Je me souviens de ce que disait ton ami Alberto Moravia dans le documentaire « Qui dit la vérité doit mourir », réalisé à partir de témoignages de ceux qui t’ont connu et d’extrait de tes films [1981] « Il y a en Pasolini cette capacité de parler de n’importe quoi, de politique, d’économie, tout en restant poète. »
Je me souviens du poème de Marco Porcu Pier Paolo Pasolini di Lampedusa e d’altrove [Pier Paolo Pasolini de Lampedusa et d’ailleurs] qui débutait ainsi : Pier Paolo Pasolini/Prononciandolo il tuo nome ha dolcezza di vocale/ e fu insupportabile per i trafficante d’armi/Avvilitori di anime e mercanti del tiempo – [Pier Paolo Pasolini / A prononcer ton nom a douceur de voyelles/ Et fût insupportable pour les trafiquants d’armes/ Les avilisseurs d’âmes et les marchands du temple]

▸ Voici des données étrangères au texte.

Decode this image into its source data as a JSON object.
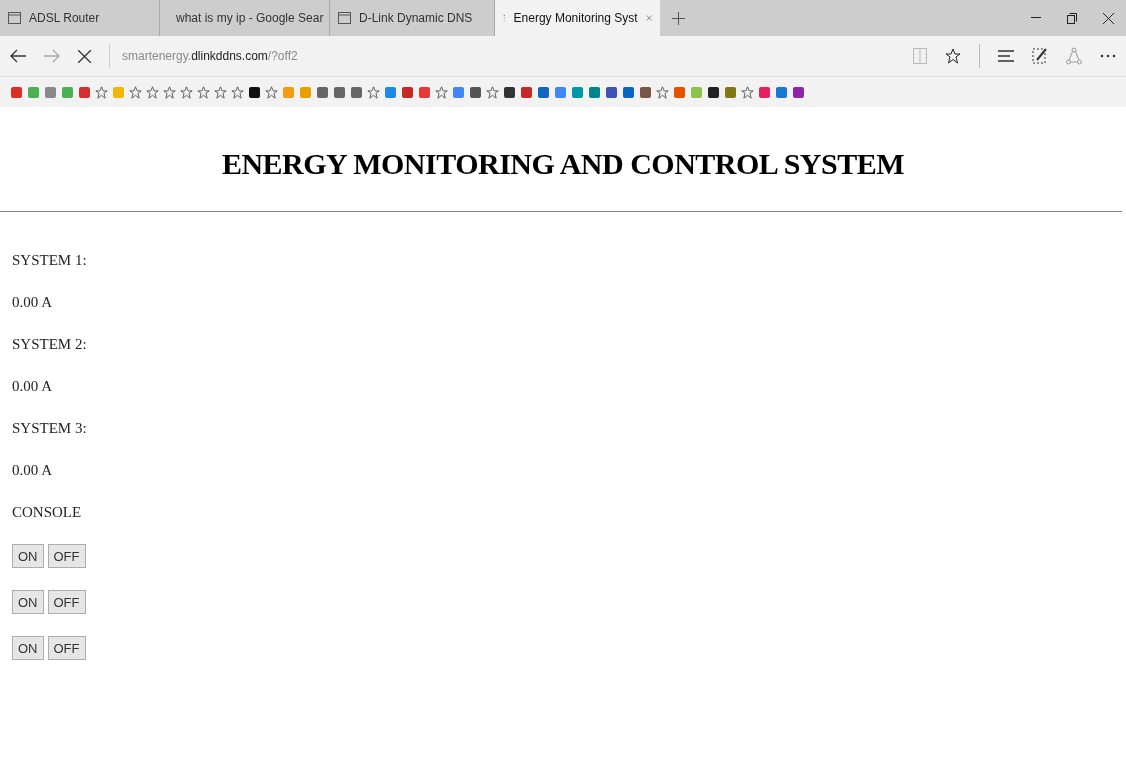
{
  "tabs": [
    {
      "label": "ADSL Router",
      "kind": "page",
      "selected": false
    },
    {
      "label": "what is my ip - Google Sear",
      "kind": "google",
      "selected": false
    },
    {
      "label": "D-Link Dynamic DNS",
      "kind": "page",
      "selected": false
    },
    {
      "label": "Energy Monitoring Syst",
      "kind": "loading",
      "selected": true
    }
  ],
  "address_bar": {
    "subdomain": "smartenergy.",
    "domain": "dlinkddns.com",
    "path": "/?off2"
  },
  "page": {
    "title": "ENERGY MONITORING AND CONTROL SYSTEM",
    "lines": [
      "SYSTEM 1:",
      "0.00 A",
      "SYSTEM 2:",
      "0.00 A",
      "SYSTEM 3:",
      "0.00 A",
      "CONSOLE"
    ],
    "button_rows": [
      [
        "ON",
        "OFF"
      ],
      [
        "ON",
        "OFF"
      ],
      [
        "ON",
        "OFF"
      ]
    ]
  }
}
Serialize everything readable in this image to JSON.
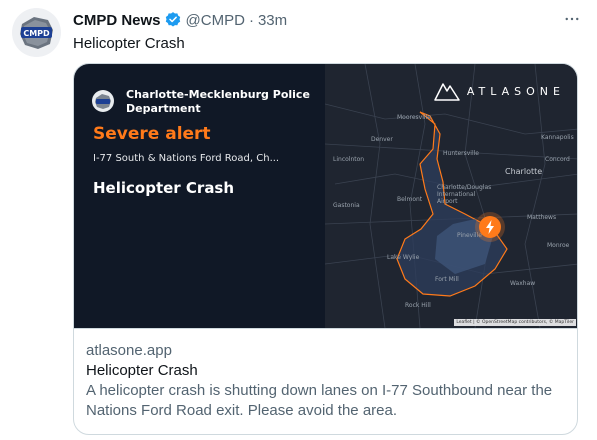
{
  "tweet": {
    "author_name": "CMPD News",
    "handle": "@CMPD",
    "separator": "·",
    "time": "33m",
    "text": "Helicopter Crash",
    "avatar_text": "CMPD"
  },
  "card": {
    "image": {
      "agency": "Charlotte-Mecklenburg Police Department",
      "alert_type": "Severe alert",
      "location": "I-77 South & Nations Ford Road, Ch...",
      "incident": "Helicopter Crash",
      "brand": "ATLASONE",
      "map_labels": {
        "mooresville": "Mooresville",
        "denver": "Denver",
        "concord": "Concord",
        "lincolnton": "Lincolnton",
        "huntersville": "Huntersville",
        "kannapolis": "Kannapolis",
        "charlotte": "Charlotte",
        "gastonia": "Gastonia",
        "belmont": "Belmont",
        "airport": "Charlotte/Douglas International Airport",
        "matthews": "Matthews",
        "pineville": "Pineville",
        "monroe": "Monroe",
        "lake_wylie": "Lake Wylie",
        "fort_mill": "Fort Mill",
        "waxhaw": "Waxhaw",
        "rock_hill": "Rock Hill"
      },
      "attribution": "Leaflet | © OpenStreetMap contributors, © MapTiler"
    },
    "domain": "atlasone.app",
    "title": "Helicopter Crash",
    "description": "A helicopter crash is shutting down lanes on I-77 Southbound near the Nations Ford Road exit. Please avoid the area."
  },
  "colors": {
    "verified": "#1d9bf0",
    "alert_orange": "#ff7a1a",
    "card_dark": "#101826",
    "map_bg": "#1f2530",
    "secondary_text": "#536471"
  },
  "icons": {
    "verified": "verified-badge-icon",
    "more": "more-options-icon",
    "pin": "lightning-bolt-icon"
  }
}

Je me souviens de ce que disait, le jour de tes funérailles, Alberto Moravia, la voix brisée par l’émotion : « N’importe quelle société aurait été contente de compter Pasolini parmi ses enfants. Nous avons donc perdu un poète et des poètes, il n’y en a pas beaucoup dans le monde. Il n’en naît que trois ou quatre par siècle. »

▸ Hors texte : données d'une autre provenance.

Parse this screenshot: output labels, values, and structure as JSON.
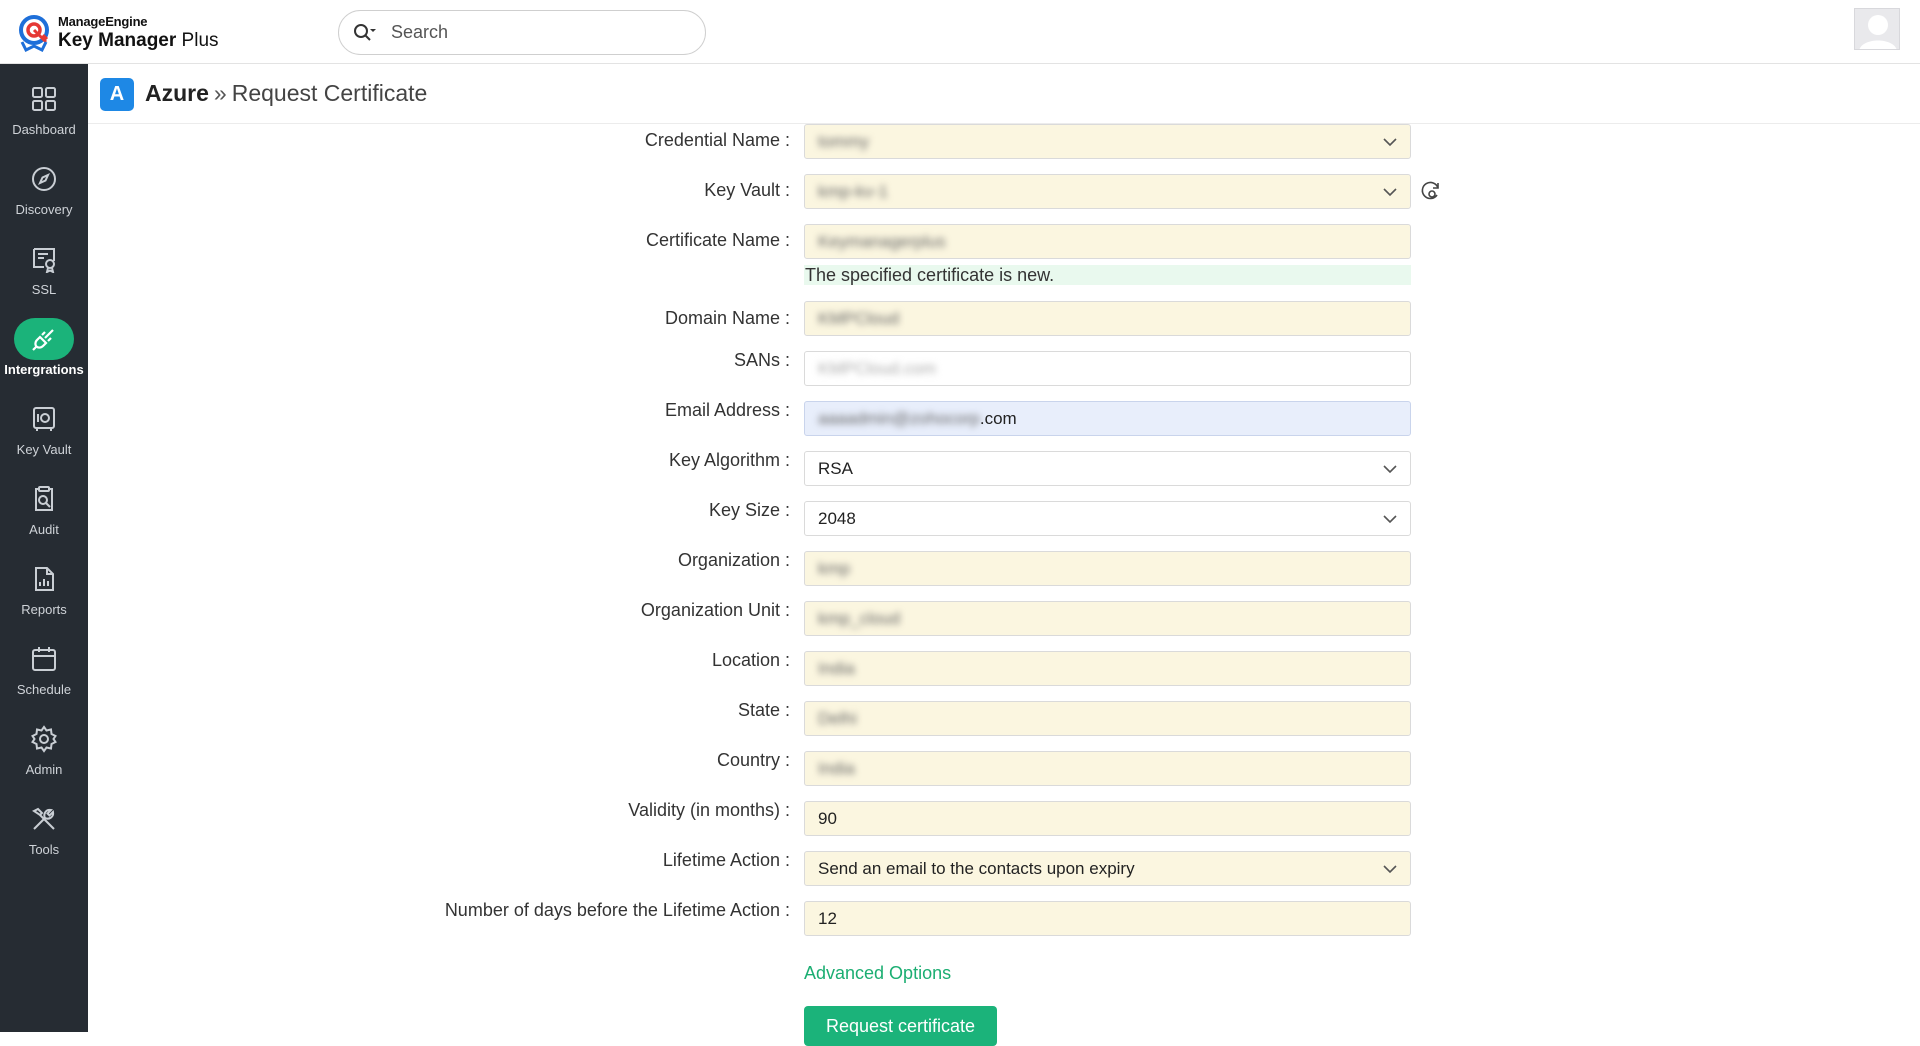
{
  "app": {
    "brand": "ManageEngine",
    "product_bold": "Key Manager",
    "product_rest": " Plus"
  },
  "search": {
    "placeholder": "Search"
  },
  "sidebar": {
    "items": [
      {
        "label": "Dashboard",
        "icon": "dashboard-icon"
      },
      {
        "label": "Discovery",
        "icon": "compass-icon"
      },
      {
        "label": "SSL",
        "icon": "certificate-icon"
      },
      {
        "label": "Intergrations",
        "icon": "plug-icon",
        "active": true
      },
      {
        "label": "Key Vault",
        "icon": "vault-icon"
      },
      {
        "label": "Audit",
        "icon": "audit-icon"
      },
      {
        "label": "Reports",
        "icon": "report-icon"
      },
      {
        "label": "Schedule",
        "icon": "calendar-icon"
      },
      {
        "label": "Admin",
        "icon": "gear-icon"
      },
      {
        "label": "Tools",
        "icon": "tools-icon"
      }
    ]
  },
  "header": {
    "badge": "A",
    "crumb": "Azure",
    "separator": "»",
    "current": "Request Certificate"
  },
  "form": {
    "credential_name": {
      "label": "Credential Name :",
      "value": "tommy"
    },
    "key_vault": {
      "label": "Key Vault :",
      "value": "kmp-kv-1"
    },
    "certificate_name": {
      "label": "Certificate Name :",
      "value": "Keymanagerplus",
      "hint": "The specified certificate is new."
    },
    "domain_name": {
      "label": "Domain Name :",
      "value": "KMPCloud"
    },
    "sans": {
      "label": "SANs :",
      "placeholder": "KMPCloud.com"
    },
    "email": {
      "label": "Email Address :",
      "value_hidden": "aaaadmin@zohocorp",
      "value_visible": ".com"
    },
    "key_algorithm": {
      "label": "Key Algorithm :",
      "value": "RSA"
    },
    "key_size": {
      "label": "Key Size :",
      "value": "2048"
    },
    "organization": {
      "label": "Organization :",
      "value": "kmp"
    },
    "organization_unit": {
      "label": "Organization Unit :",
      "value": "kmp_cloud"
    },
    "location": {
      "label": "Location :",
      "value": "India"
    },
    "state": {
      "label": "State :",
      "value": "Delhi"
    },
    "country": {
      "label": "Country :",
      "value": "India"
    },
    "validity": {
      "label": "Validity (in months) :",
      "value": "90"
    },
    "lifetime_action": {
      "label": "Lifetime Action :",
      "value": "Send an email to the contacts upon expiry"
    },
    "days_before": {
      "label": "Number of days before the Lifetime Action :",
      "value": "12"
    }
  },
  "advanced_options": "Advanced Options",
  "submit_label": "Request certificate",
  "colors": {
    "accent": "#1bb37a",
    "sidebar_bg": "#262c33",
    "field_bg": "#fbf6e0",
    "azure": "#1e88e5"
  }
}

Je me souviens de la chanson de Guy Béart, La vérité : Le poète a dit la vérité/
Il doit être exécuté.

P.S. pour rédiger cet article le me suis aidé du roman de Simonetta Greggio Dolce Vita 1959- 1979 (voir https://ciaovivalaculture.com/2014/12/11/livre-la-dolce-vita-des-nouveaux-monstres-premiere-partie/) et du recueil sur Pasolini Un printemps sans vie brûle (voir https://ciaovivalaculture.com/2015/07/21/livre-un-printemps-sans-vie-brule/)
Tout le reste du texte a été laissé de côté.